Aussie retailers to cut costs with managed print services

The Australian Retailer Association has entered into a five year partnership with print services firm, Upstream

After a tumultuous year for Australian retailers, the industry’s national body has formed a five year managed print services partnership with Upstream Print Solutions in an effort to cut costs internally and for its members.

Australian Retailers Association (ARA) executive director, Russell Zimmerman, told Computerworld Australia that retailers are now under increasing pressure to reduce costs, identify inefficiencies and improve the sustainability of their day to day operations.

“Our members, large and small, realise that traditional approaches to printing are no longer able to keep up with the demands of business today,” he said. “Add to this the fact that consumers expect retailers to incorporate green efficiencies into their operations and it’s clear new approaches to printing need to be embraced.”

According to Zimmerman, printing for the association and the Australia Retailers Institute were “significantly high” and needed to be addressed.

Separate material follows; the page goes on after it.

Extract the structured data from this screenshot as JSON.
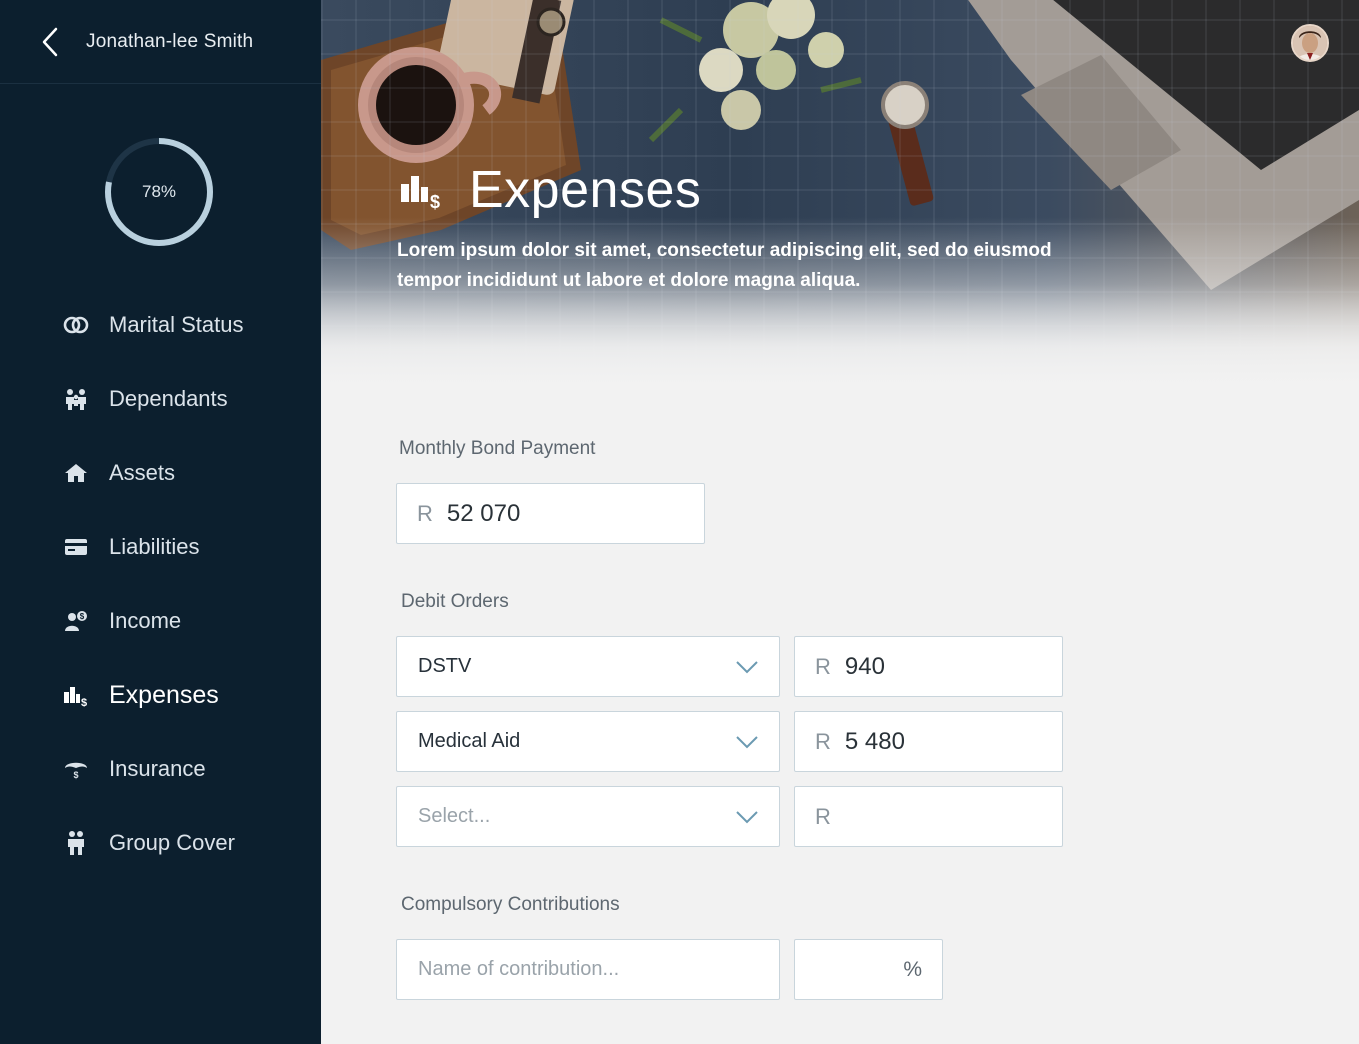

“We were just looking to cut any costs at all and I think for businesses to cut their costs on a regular basis they need to look at a whole lot of things like power, printing, telephones and anything that’s a fixed business cost which is needed to run a business.”

One of the drivers behind cutting costs internally, Zimmerman said, was ensuring the ARA’s costs remained in control so membership fees did not increase as a result.

The association underwent an extensive selection process to find a suitable vendor, which boiled down to the one which would save the association the most money.

The ARA replaced its end-of-life print fleet, which included four main printers and six smaller printers that proved even more expensive to run, with four printers from Upstream distributed between the Melbourne and Sydney offices.

“We also use cost centres for the ARA where we build the printing costs against a particular area like marketing or executive directors’ costs, IT costs and so on,” he said. “This gave us further insight into our structure so we could see where our costs were and also told us how many colour copies were being made and who was making them.

“With that we were able to pinpoint those operations and make sure they were only carried out when needed.”

Under the agreement, ARA members that opt to deploy Upstream will have access to free paper for the first 12 months as well as free Upstream Connect software to monitor the usage of all devices to improve print services and reduce the burden on IT staff. CIO of ARA member Baker’s Delight, Joanne Stubbs, said the bakery franchise had deployed Upstream to be more efficient with its printing operations.

“The 18 per cent cost savings on print services were very welcome, while the 50 per cent increased capacity came as a bonus,” Stubbs said.

Zimmerman also said that after a difficult 2011 there was some blue sky on the horizon for retailers off the back of two interest rate cuts and a revised sales forecast of $39.5 billion in the trading period six weeks prior to Christmas.

“We’re looking forward to a very confident after Christmas sale period and we go into 2012 with a little more hope, although I temper that by saying the consumer confidence survey has just come out and indicates that confidence is back to where it was in about August. This is concerning and I think reflects conditions overseas in Europe and to some degree in America."